[Haskell-cafe] Finding points contained within a convex hull.
Daniel McAllansmith
dm.maillists at gmail.com
Wed Jun 6 23:38:04 EDT 2007
Thanks for the responses everyone.
On Thursday 07 June 2007 00:37, haskell at list.mightyreason.com wrote:
> Simon Brenner wrote:
> > Do you simply want the set of coordinates, or do you want to do
> > something smart with the them (i.e. optimize a function value etc)?
Ultimately optimise several functions over the feasible coordinates, however
the functions to optimise are complicated, definitely non-linear, and the
linear constraints are already a simplification of non-linear constraints.
I was hoping to get a superset of coordinates, filter with the real
constraints then optimise each of the target functions.
> > Oh, and BTW, isn't any intersection of half-spaces always a convex
> > hull?

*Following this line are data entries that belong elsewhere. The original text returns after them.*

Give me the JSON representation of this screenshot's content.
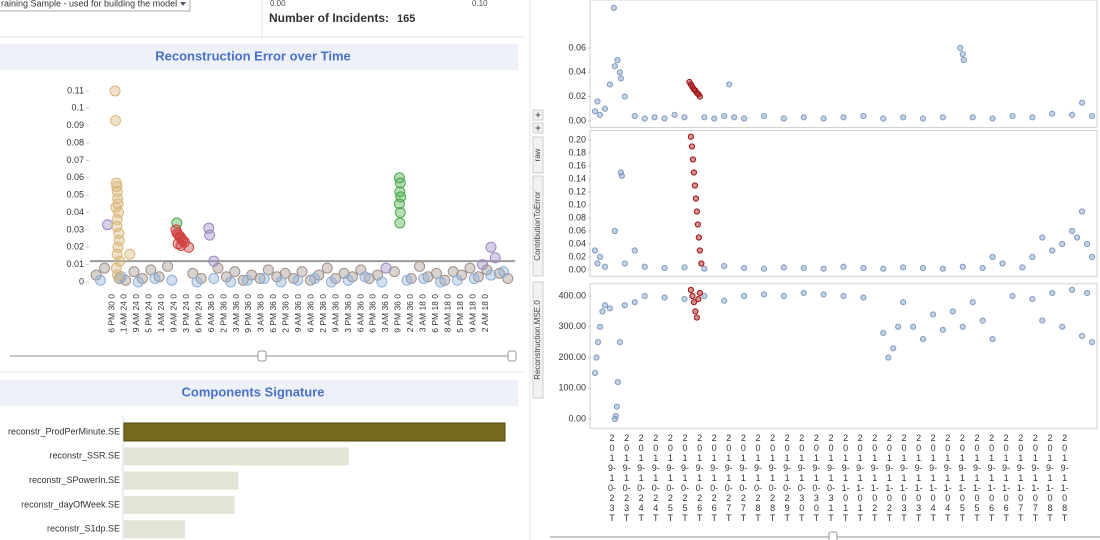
{
  "header": {
    "dropdown": "raining Sample - used for building the model",
    "range_min": "0.00",
    "range_max": "0.10",
    "incidents_label": "Number of Incidents:",
    "incidents_value": "165"
  },
  "side_tabs": [
    "raw",
    "ContributionToError",
    "Reconstruction.MSE.0"
  ],
  "chart_data": [
    {
      "type": "scatter",
      "title": "Reconstruction Error over Time",
      "categories": [
        "6 PM 30 0",
        ".1 AM 24 0",
        "9 AM 24 0",
        "5 PM 24 0",
        "1 AM 24 0",
        "9 AM 24 0",
        "3 PM 24 0",
        "6 PM 24 0",
        "6 AM 36 0",
        "2 PM 36 0",
        "3 AM 36 0",
        "9 PM 36 0",
        "3 AM 36 0",
        "6 PM 36 0",
        "2 PM 36 0",
        "9 AM 36 0",
        "6 AM 36 0",
        "2 PM 36 0",
        "9 AM 36 0",
        "3 PM 36 0",
        "6 AM 36 0",
        "6 PM 36 0",
        "3 AM 36 0",
        "9 PM 36 0",
        "2 AM 36 0",
        "3 AM 18 0",
        "6 PM 18 0",
        "8 AM 18 0",
        "5 PM 18 0",
        "9 AM 18 0",
        "2 AM 18 0"
      ],
      "xlim": [
        0,
        100
      ],
      "ylim": [
        -0.005,
        0.115
      ],
      "yticks": [
        0,
        0.01,
        0.02,
        0.03,
        0.04,
        0.05,
        0.06,
        0.07,
        0.08,
        0.09,
        0.1,
        0.11
      ],
      "reference_line": 0.012,
      "series": [
        {
          "color": "#a09088",
          "x": [
            1,
            3,
            6.5,
            8,
            10,
            12,
            14,
            16,
            18,
            24,
            26,
            30,
            32,
            34,
            36,
            38,
            40,
            42,
            44,
            46,
            48,
            50,
            52,
            54,
            56,
            58,
            60,
            62,
            64,
            66,
            68,
            72,
            76,
            78,
            80,
            82,
            84,
            86,
            88,
            90,
            92,
            94,
            97,
            99
          ],
          "values": [
            0.004,
            0.008,
            0.002,
            0.001,
            0.006,
            0.002,
            0.007,
            0.003,
            0.009,
            0.005,
            0.002,
            0.008,
            0.003,
            0.006,
            0.001,
            0.004,
            0.002,
            0.007,
            0.003,
            0.005,
            0.002,
            0.006,
            0.001,
            0.004,
            0.008,
            0.002,
            0.005,
            0.003,
            0.007,
            0.002,
            0.004,
            0.006,
            0.002,
            0.009,
            0.003,
            0.005,
            0.001,
            0.006,
            0.004,
            0.008,
            0.003,
            0.007,
            0.005,
            0.002
          ]
        },
        {
          "color": "#8fb0d8",
          "x": [
            2,
            7,
            11,
            15,
            19,
            25,
            29,
            33,
            37,
            41,
            45,
            49,
            53,
            57,
            61,
            65,
            69,
            75,
            79,
            83,
            87,
            91,
            95,
            98
          ],
          "values": [
            0.001,
            0.003,
            0,
            0.002,
            0.001,
            0,
            0.002,
            0,
            0.001,
            0.002,
            0,
            0.001,
            0.002,
            0,
            0.001,
            0.003,
            0,
            0.001,
            0.002,
            0,
            0.001,
            0.002,
            0.004,
            0.006
          ]
        },
        {
          "color": "#9a88c0",
          "x": [
            3.7,
            27.8,
            28,
            29,
            70,
            93,
            95,
            96
          ],
          "values": [
            0.033,
            0.031,
            0.027,
            0.012,
            0.008,
            0.01,
            0.02,
            0.014
          ]
        },
        {
          "color": "#d9b77a",
          "x": [
            5.5,
            5.6,
            5.8,
            5.9,
            6,
            6.1,
            6.2,
            5.7,
            6.3,
            6,
            5.9,
            6.4,
            6.5,
            6.2,
            6,
            6.6,
            9,
            5.8,
            6.1
          ],
          "values": [
            0.11,
            0.093,
            0.057,
            0.055,
            0.052,
            0.048,
            0.045,
            0.043,
            0.04,
            0.036,
            0.032,
            0.028,
            0.024,
            0.02,
            0.016,
            0.012,
            0.016,
            0.008,
            0.004
          ]
        },
        {
          "color": "#4caa4c",
          "x": [
            20.2,
            73.2,
            73.4,
            73.3,
            73.5,
            73.2,
            73.4,
            73.3
          ],
          "values": [
            0.034,
            0.06,
            0.057,
            0.052,
            0.049,
            0.045,
            0.04,
            0.034
          ]
        },
        {
          "color": "#d04040",
          "x": [
            20,
            20.3,
            20.6,
            21,
            21.3,
            21.6,
            22,
            20.5,
            21.2,
            23
          ],
          "values": [
            0.03,
            0.028,
            0.027,
            0.026,
            0.025,
            0.024,
            0.023,
            0.022,
            0.021,
            0.02
          ]
        }
      ]
    },
    {
      "type": "bar",
      "orientation": "horizontal",
      "title": "Components Signature",
      "categories": [
        "reconstr_ProdPerMinute.SE",
        "reconstr_SSR.SE",
        "reconstr_SPowerIn.SE",
        "reconstr_dayOfWeek.SE",
        "reconstr_S1dp.SE"
      ],
      "values": [
        100,
        59,
        30,
        29,
        16
      ],
      "colors": [
        "#786a1c",
        "#e4e4d6",
        "#e4e4d6",
        "#e4e4d6",
        "#e4e4d6"
      ]
    },
    {
      "type": "scatter",
      "xlim": [
        0,
        100
      ],
      "ylim": [
        -0.003,
        0.1
      ],
      "yticks": [
        {
          "value": 0,
          "label": "0.00"
        },
        {
          "value": 0.02,
          "label": "0.02"
        },
        {
          "value": 0.04,
          "label": "0.04"
        },
        {
          "value": 0.06,
          "label": "0.06"
        }
      ],
      "series": [
        {
          "color": "#7f9cc0",
          "x": [
            0,
            1,
            2,
            3,
            4,
            4.5,
            5,
            5.2,
            6,
            8,
            10,
            12,
            14,
            16,
            18,
            22,
            24,
            26,
            27,
            28,
            30,
            34,
            38,
            42,
            46,
            50,
            54,
            58,
            62,
            66,
            70,
            73.5,
            74,
            74.2,
            76,
            80,
            84,
            88,
            92,
            96,
            98,
            100,
            0.5,
            3.8
          ],
          "values": [
            0.008,
            0.005,
            0.01,
            0.03,
            0.045,
            0.05,
            0.04,
            0.035,
            0.02,
            0.004,
            0.002,
            0.003,
            0.002,
            0.005,
            0.003,
            0.003,
            0.002,
            0.004,
            0.03,
            0.003,
            0.002,
            0.004,
            0.002,
            0.003,
            0.002,
            0.003,
            0.004,
            0.002,
            0.003,
            0.002,
            0.003,
            0.06,
            0.055,
            0.05,
            0.003,
            0.002,
            0.004,
            0.003,
            0.006,
            0.005,
            0.015,
            0.004,
            0.016,
            0.093
          ]
        },
        {
          "color": "#a01010",
          "x": [
            19,
            19.3,
            19.6,
            19.9,
            20.2,
            20.5,
            20.8,
            21.1
          ],
          "values": [
            0.032,
            0.03,
            0.028,
            0.026,
            0.025,
            0.023,
            0.022,
            0.02
          ]
        }
      ]
    },
    {
      "type": "scatter",
      "xlim": [
        0,
        100
      ],
      "ylim": [
        -0.005,
        0.21
      ],
      "yticks": [
        {
          "value": 0,
          "label": "0.00"
        },
        {
          "value": 0.02,
          "label": "0.02"
        },
        {
          "value": 0.04,
          "label": "0.04"
        },
        {
          "value": 0.06,
          "label": "0.06"
        },
        {
          "value": 0.08,
          "label": "0.08"
        },
        {
          "value": 0.1,
          "label": "0.10"
        },
        {
          "value": 0.12,
          "label": "0.12"
        },
        {
          "value": 0.14,
          "label": "0.14"
        },
        {
          "value": 0.16,
          "label": "0.16"
        },
        {
          "value": 0.18,
          "label": "0.18"
        },
        {
          "value": 0.2,
          "label": "0.20"
        }
      ],
      "series": [
        {
          "color": "#7f9cc0",
          "x": [
            0,
            0.5,
            1,
            2,
            4,
            5.2,
            5.4,
            6,
            8,
            10,
            14,
            18,
            22,
            26,
            30,
            34,
            38,
            42,
            46,
            50,
            54,
            58,
            62,
            66,
            70,
            74,
            78,
            80,
            82,
            86,
            88,
            90,
            92,
            94,
            96,
            97,
            98,
            99,
            100
          ],
          "values": [
            0.03,
            0.01,
            0.02,
            0.005,
            0.06,
            0.15,
            0.145,
            0.01,
            0.03,
            0.005,
            0.003,
            0.004,
            0.002,
            0.006,
            0.003,
            0.002,
            0.004,
            0.003,
            0.002,
            0.005,
            0.003,
            0.002,
            0.004,
            0.003,
            0.002,
            0.005,
            0.003,
            0.02,
            0.01,
            0.004,
            0.02,
            0.05,
            0.03,
            0.04,
            0.06,
            0.05,
            0.09,
            0.04,
            0.02
          ]
        },
        {
          "color": "#a01010",
          "x": [
            19.3,
            19.5,
            19.7,
            19.9,
            20.1,
            20.3,
            20.5,
            20.7,
            20.9,
            21.1,
            21.4
          ],
          "values": [
            0.205,
            0.19,
            0.17,
            0.15,
            0.13,
            0.11,
            0.09,
            0.07,
            0.05,
            0.03,
            0.01
          ]
        }
      ]
    },
    {
      "type": "scatter",
      "xlim": [
        0,
        100
      ],
      "ylim": [
        -20,
        430
      ],
      "yticks": [
        {
          "value": 0,
          "label": "0.00"
        },
        {
          "value": 100,
          "label": "100.00"
        },
        {
          "value": 200,
          "label": "200.00"
        },
        {
          "value": 300,
          "label": "300.00"
        },
        {
          "value": 400,
          "label": "400.00"
        }
      ],
      "categories": [
        "2\n0\n1\n9-\n1\n0-\n2\n3\nT",
        "2\n0\n1\n9-\n1\n0-\n2\n3\nT",
        "2\n0\n1\n9-\n1\n0-\n2\n4\nT",
        "2\n0\n1\n9-\n1\n0-\n2\n4\nT",
        "2\n0\n1\n9-\n1\n0-\n2\n5\nT",
        "2\n0\n1\n9-\n1\n0-\n2\n5\nT",
        "2\n0\n1\n9-\n1\n0-\n2\n6\nT",
        "2\n0\n1\n9-\n1\n0-\n2\n6\nT",
        "2\n0\n1\n9-\n1\n0-\n2\n7\nT",
        "2\n0\n1\n9-\n1\n0-\n2\n7\nT",
        "2\n0\n1\n9-\n1\n0-\n2\n8\nT",
        "2\n0\n1\n9-\n1\n0-\n2\n8\nT",
        "2\n0\n1\n9-\n1\n0-\n2\n9\nT",
        "2\n0\n1\n9-\n1\n0-\n3\n0\nT",
        "2\n0\n1\n9-\n1\n0-\n3\n0\nT",
        "2\n0\n1\n9-\n1\n0-\n3\n1\nT",
        "2\n0\n1\n9-\n1\n1-\n0\n1\nT",
        "2\n0\n1\n9-\n1\n1-\n0\n1\nT",
        "2\n0\n1\n9-\n1\n1-\n0\n2\nT",
        "2\n0\n1\n9-\n1\n1-\n0\n2\nT",
        "2\n0\n1\n9-\n1\n1-\n0\n3\nT",
        "2\n0\n1\n9-\n1\n1-\n0\n3\nT",
        "2\n0\n1\n9-\n1\n1-\n0\n4\nT",
        "2\n0\n1\n9-\n1\n1-\n0\n4\nT",
        "2\n0\n1\n9-\n1\n1-\n0\n5\nT",
        "2\n0\n1\n9-\n1\n1-\n0\n5\nT",
        "2\n0\n1\n9-\n1\n1-\n0\n6\nT",
        "2\n0\n1\n9-\n1\n1-\n0\n6\nT",
        "2\n0\n1\n9-\n1\n1-\n0\n7\nT",
        "2\n0\n1\n9-\n1\n1-\n0\n7\nT",
        "2\n0\n1\n9-\n1\n1-\n0\n8\nT",
        "2\n0\n1\n9-\n1\n1-\n0\n8\nT"
      ],
      "series": [
        {
          "color": "#7f9cc0",
          "x": [
            0,
            0.3,
            0.6,
            1,
            1.5,
            2,
            3,
            4,
            4.2,
            4.4,
            4.6,
            5,
            6,
            8,
            10,
            14,
            18,
            22,
            26,
            30,
            34,
            38,
            42,
            46,
            50,
            54,
            58,
            59,
            60,
            61,
            62,
            64,
            66,
            68,
            70,
            72,
            74,
            76,
            78,
            80,
            84,
            88,
            90,
            92,
            94,
            96,
            98,
            99,
            100
          ],
          "values": [
            150,
            200,
            250,
            300,
            350,
            370,
            360,
            0,
            10,
            40,
            120,
            250,
            370,
            380,
            400,
            395,
            390,
            400,
            385,
            400,
            405,
            400,
            410,
            405,
            400,
            395,
            280,
            200,
            230,
            300,
            380,
            300,
            260,
            340,
            290,
            350,
            300,
            380,
            320,
            260,
            400,
            390,
            320,
            410,
            300,
            420,
            270,
            410,
            250
          ]
        },
        {
          "color": "#a01010",
          "x": [
            19.3,
            19.6,
            19.9,
            20.2,
            20.5,
            20.8,
            21.1
          ],
          "values": [
            420,
            400,
            380,
            350,
            330,
            390,
            410
          ]
        }
      ]
    }
  ]
}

In which case is it not?
Inconsistent constraints, e.g. x>5, y>5, x+y<10
>
> If one transforms to get all the extreme vertexes, then you can easily
> bound each coordinate by the min and max values of that coordinate in the
> set of vertexes. These bounds on each coordinate give you a large
> "rectangular" box that contains your polyhedra.
Since Ilya pointed out that integer linear programming is NP-complete I've
been thinking of determining the bounding-box and doing a branch-and-bound
search. My idea was to solve the linear constraints twice for each
dimension, to maximise and minimise the variable in that dimension.
From there I can divide and conquer, hopefully discarding/fixing whole
dimensions and reducing the proportion of invalid coordinates. If need be I
could even randomly sample the remaining coordinates to keep things
tractable.
I guess that's not much different from what I was orginally planning -
superset, filter, optimise... the superset is just bigger now.
How would you go about finding extreme vertices? Would it be quicker than
solving the constraints for each max/min?